Well, unfortunately police forces all across the United States are being slashed because the money just isn’t there anymore.

So all of us may soon be facing much more crime with much fewer police to assist us.

For example, because of extreme budget cuts and police layoffs, Oakland, California Police Chief Anthony Batts has announced that there are a number of crimes that his department simply will no longer respond to due to a lack of resources.  The following is a partial list of the crimes that police officers in Oakland will no longer be responding to….

  • burglary
  • theft
  • embezzlement
  • grand theft
  • grand theft: dog
  • identity theft
  • false information to peace officer
  • required to register as sex or arson offender
  • dump waste or offensive matter
  • loud music
  • possess forged notes
  • pass fictitious check
  • obtain money by false voucher
  • fraudulent use of access cards
  • stolen license plate
  • embezzlement by an employee
  • extortion
  • attempted extortion
  • false personification of other
  • injure telephone/power line
  • interfere with power line
  • unauthorized cable tv connection
  • vandalism

Not that Oakland wasn’t already a mess before all this, but now how long do you think it will be before total chaos and anarchy reigns on the streets of Oakland?

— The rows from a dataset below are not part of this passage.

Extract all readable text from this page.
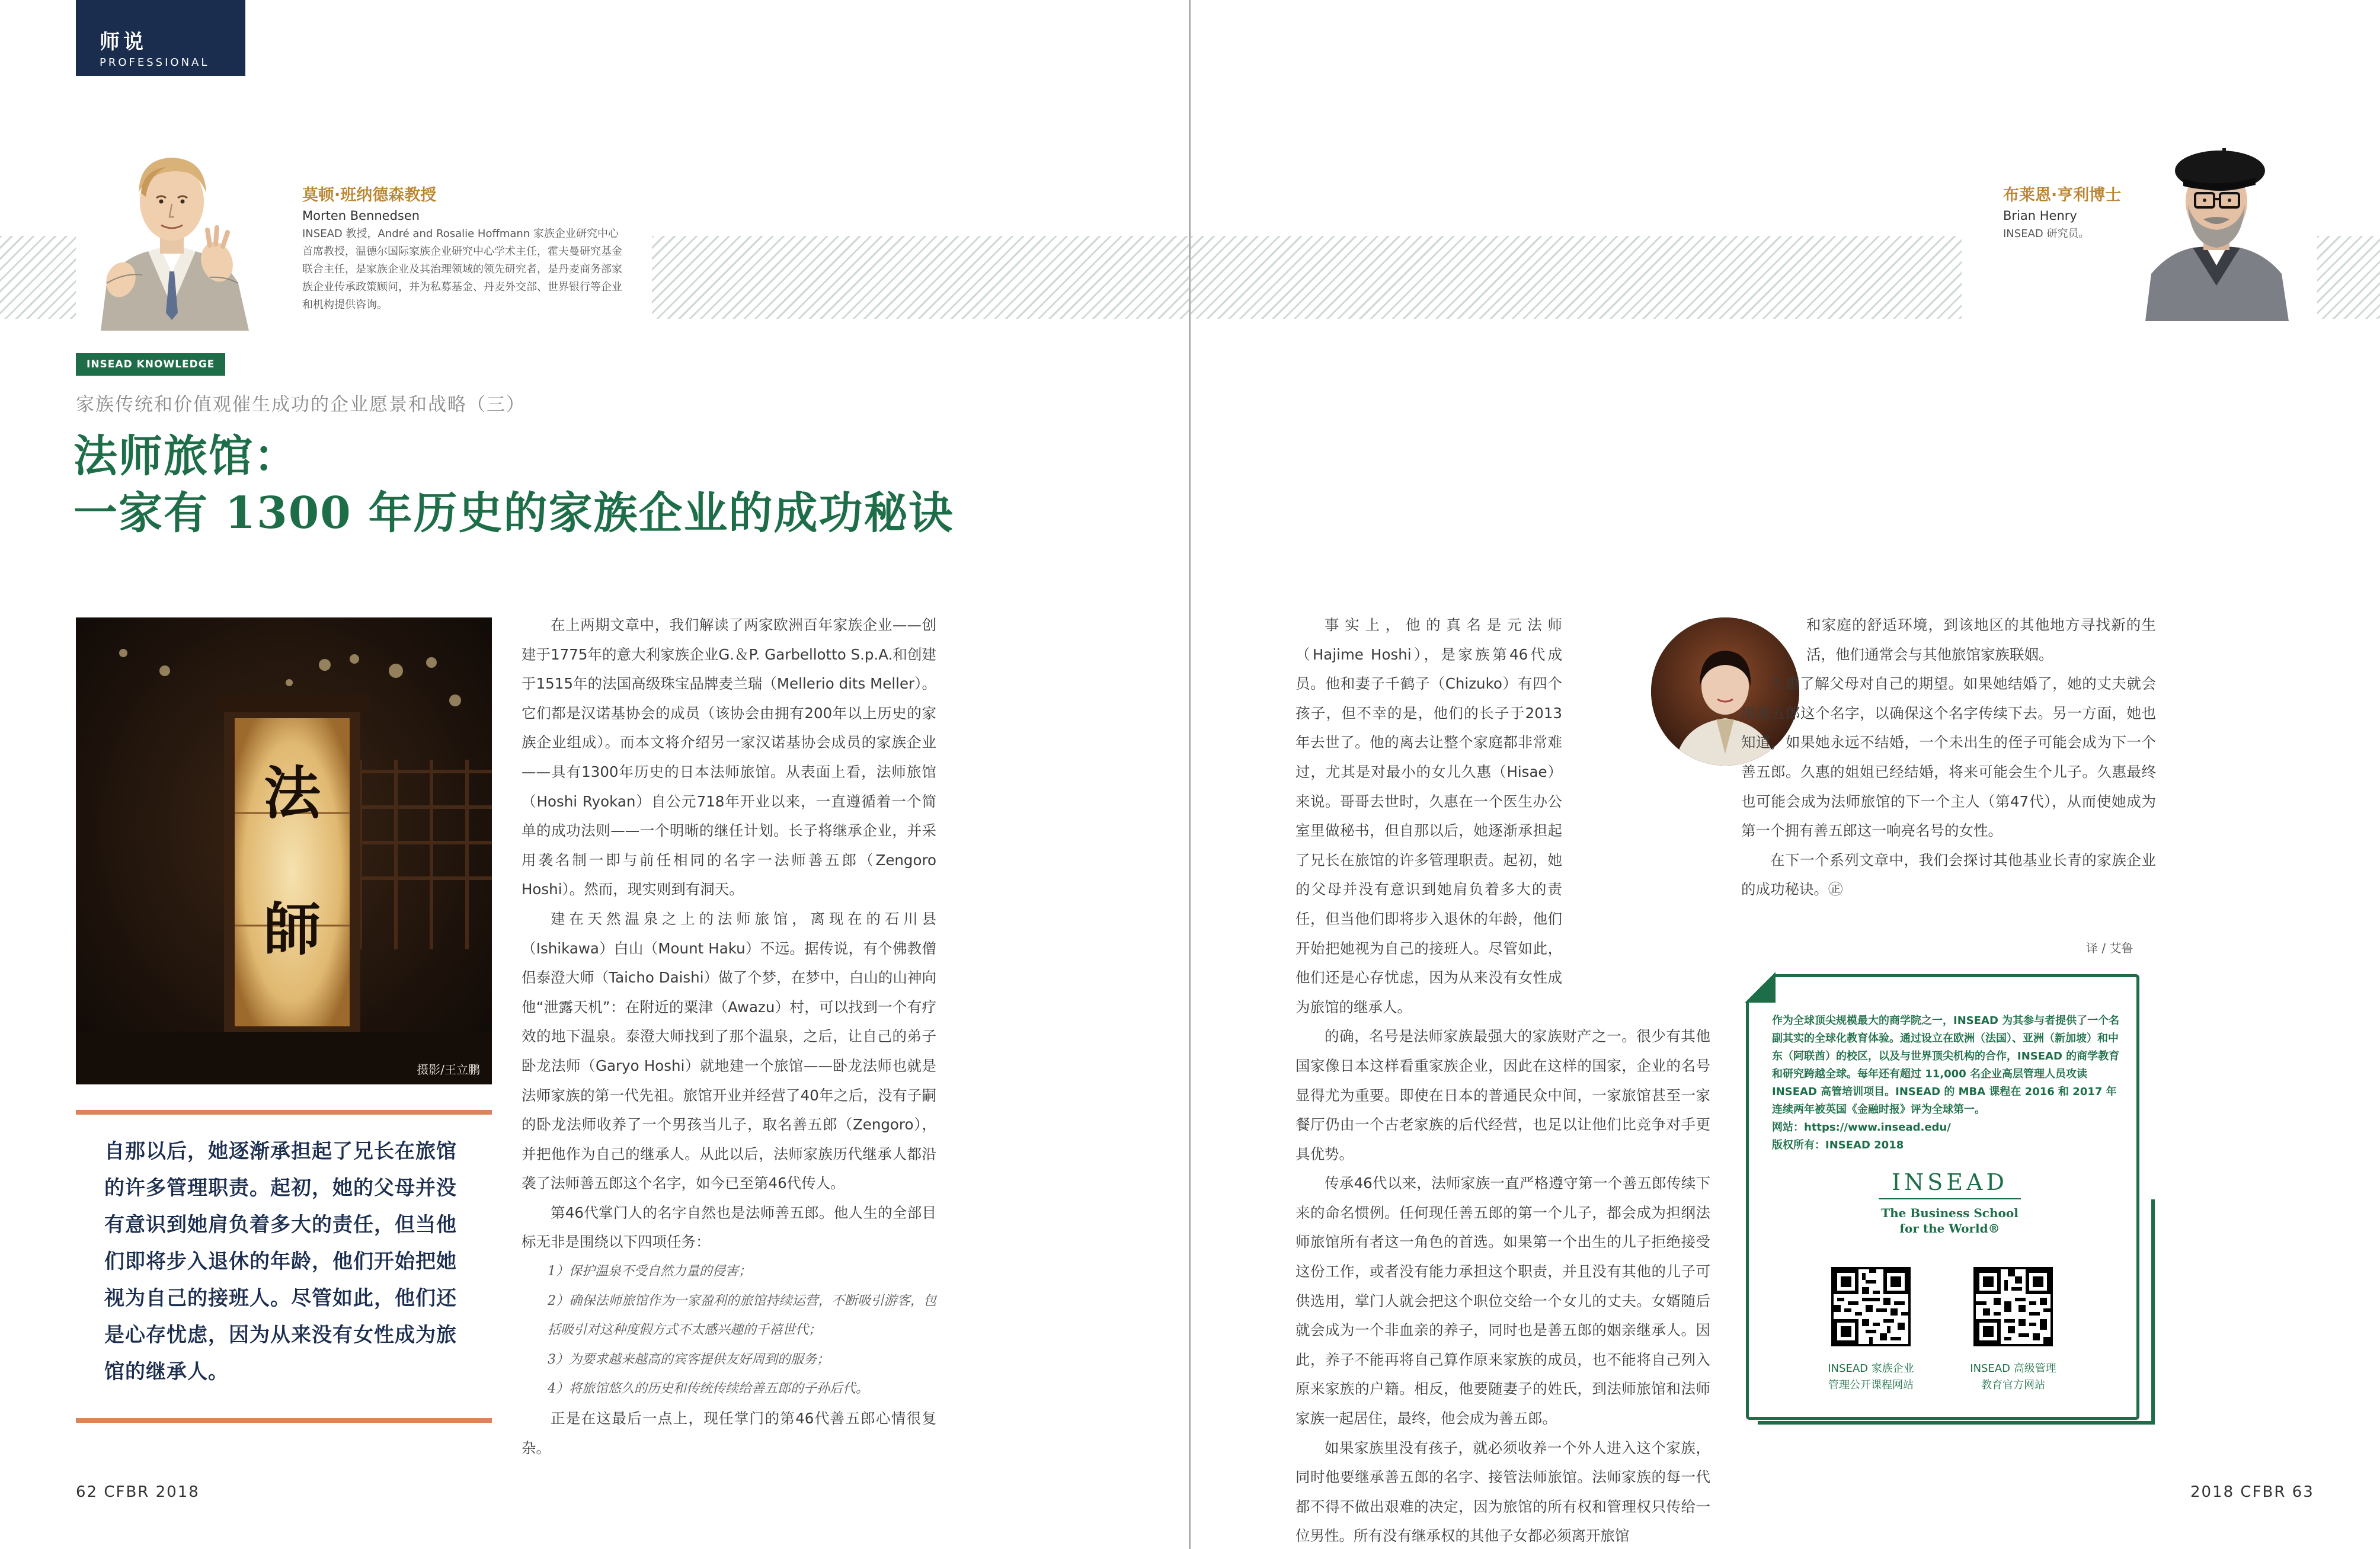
师说
PROFESSIONAL
莫顿·班纳德森教授
Morten Bennedsen
INSEAD 教授，André and Rosalie Hoffmann 家族企业研究中心首席教授，温德尔国际家族企业研究中心学术主任，霍夫曼研究基金联合主任，是家族企业及其治理领域的领先研究者，是丹麦商务部家族企业传承政策顾问，并为私募基金、丹麦外交部、世界银行等企业和机构提供咨询。
布莱恩·亨利博士
Brian Henry
INSEAD 研究员。
INSEAD KNOWLEDGE
家族传统和价值观催生成功的企业愿景和战略（三）
法师旅馆：
一家有 1300 年历史的家族企业的成功秘诀
法
師
摄影/王立鹏
自那以后，她逐渐承担起了兄长在旅馆的许多管理职责。起初，她的父母并没有意识到她肩负着多大的责任，但当他们即将步入退休的年龄，他们开始把她视为自己的接班人。尽管如此，他们还是心存忧虑，因为从来没有女性成为旅馆的继承人。

在上两期文章中，我们解读了两家欧洲百年家族企业——创建于1775年的意大利家族企业G.＆P. Garbellotto S.p.A.和创建于1515年的法国高级珠宝品牌麦兰瑞（Mellerio dits Meller）。它们都是汉诺基协会的成员（该协会由拥有200年以上历史的家族企业组成）。而本文将介绍另一家汉诺基协会成员的家族企业——具有1300年历史的日本法师旅馆。从表面上看，法师旅馆（Hoshi Ryokan）自公元718年开业以来，一直遵循着一个简单的成功法则——一个明晰的继任计划。长子将继承企业，并采用袭名制一即与前任相同的名字一法师善五郎（Zengoro Hoshi）。然而，现实则到有洞天。

建在天然温泉之上的法师旅馆，离现在的石川县（Ishikawa）白山（Mount Haku）不远。据传说，有个佛教僧侣泰澄大师（Taicho Daishi）做了个梦，在梦中，白山的山神向他“泄露天机”：在附近的粟津（Awazu）村，可以找到一个有疗效的地下温泉。泰澄大师找到了那个温泉，之后，让自己的弟子卧龙法师（Garyo Hoshi）就地建一个旅馆——卧龙法师也就是法师家族的第一代先祖。旅馆开业并经营了40年之后，没有子嗣的卧龙法师收养了一个男孩当儿子，取名善五郎（Zengoro），并把他作为自己的继承人。从此以后，法师家族历代继承人都沿袭了法师善五郎这个名字，如今已至第46代传人。

第46代掌门人的名字自然也是法师善五郎。他人生的全部目标无非是围绕以下四项任务：

1）保护温泉不受自然力量的侵害；

2）确保法师旅馆作为一家盈利的旅馆持续运营，不断吸引游客，包括吸引对这种度假方式不太感兴趣的千禧世代；

3）为要求越来越高的宾客提供友好周到的服务；

4）将旅馆悠久的历史和传统传续给善五郎的子孙后代。

正是在这最后一点上，现任掌门的第46代善五郎心情很复杂。

事实上，他的真名是元法师（Hajime Hoshi），是家族第46代成员。他和妻子千鹤子（Chizuko）有四个孩子，但不幸的是，他们的长子于2013年去世了。他的离去让整个家庭都非常难过，尤其是对最小的女儿久惠（Hisae）来说。哥哥去世时，久惠在一个医生办公室里做秘书，但自那以后，她逐渐承担起了兄长在旅馆的许多管理职责。起初，她的父母并没有意识到她肩负着多大的责任，但当他们即将步入退休的年龄，他们开始把她视为自己的接班人。尽管如此，他们还是心存忧虑，因为从来没有女性成为旅馆的继承人。

的确，名号是法师家族最强大的家族财产之一。很少有其他国家像日本这样看重家族企业，因此在这样的国家，企业的名号显得尤为重要。即使在日本的普通民众中间，一家旅馆甚至一家餐厅仍由一个古老家族的后代经营，也足以让他们比竞争对手更具优势。

传承46代以来，法师家族一直严格遵守第一个善五郎传续下来的命名惯例。任何现任善五郎的第一个儿子，都会成为担纲法师旅馆所有者这一角色的首选。如果第一个出生的儿子拒绝接受这份工作，或者没有能力承担这个职责，并且没有其他的儿子可供选用，掌门人就会把这个职位交给一个女儿的丈夫。女婿随后就会成为一个非血亲的养子，同时也是善五郎的姻亲继承人。因此，养子不能再将自己算作原来家族的成员，也不能将自己列入原来家族的户籍。相反，他要随妻子的姓氏，到法师旅馆和法师家族一起居住，最终，他会成为善五郎。

如果家族里没有孩子，就必须收养一个外人进入这个家族，同时他要继承善五郎的名字、接管法师旅馆。法师家族的每一代都不得不做出艰难的决定，因为旅馆的所有权和管理权只传给一位男性。所有没有继承权的其他子女都必须离开旅馆

和家庭的舒适环境，到该地区的其他地方寻找新的生活，他们通常会与其他旅馆家族联姻。

久惠了解父母对自己的期望。如果她结婚了，她的丈夫就会用善五郎这个名字，以确保这个名字传续下去。另一方面，她也知道，如果她永远不结婚，一个未出生的侄子可能会成为下一个善五郎。久惠的姐姐已经结婚，将来可能会生个儿子。久惠最终也可能会成为法师旅馆的下一个主人（第47代），从而使她成为第一个拥有善五郎这一响亮名号的女性。

在下一个系列文章中，我们会探讨其他基业长青的家族企业的成功秘诀。㊣

译 / 艾鲁
作为全球顶尖规模最大的商学院之一，INSEAD 为其参与者提供了一个名副其实的全球化教育体验。通过设立在欧洲（法国）、亚洲（新加坡）和中东（阿联酋）的校区，以及与世界顶尖机构的合作，INSEAD 的商学教育和研究跨越全球。每年还有超过 11,000 名企业高层管理人员攻读 INSEAD 高管培训项目。INSEAD 的 MBA 课程在 2016 和 2017 年连续两年被英国《金融时报》评为全球第一。
网站：https://www.insead.edu/
版权所有：INSEAD 2018
INSEAD
The Business School
for the World®
INSEAD 家族企业
管理公开课程网站
INSEAD 高级管理
教育官方网站
62 CFBR 2018	2018 CFBR 63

But this kind of thing is not just happening in Oakland.

The sheriff’s department in Ashtabula County, Ohio has been reduced from 112 deputies to 49 deputies, and now there is just one vehicle remaining to patrol all 720 square miles of the county.

So what in the world are the citizens of that county supposed to do to protect themselves?

Well, Judge Alfred Mackey said that the citizens of the county should do the following….

“Arm themselves.”

So is that where all of this is going?

Every man and woman for themselves?

The truth is that there are already many communities across the United States where it is simply not a good idea to go out of your home at night.

There has never been a bigger gang problem in U.S. history than we are facing today, there have never been more sex predators running around, and millions of Americans are going to become increasingly desperate as they lose their homes and can’t find jobs.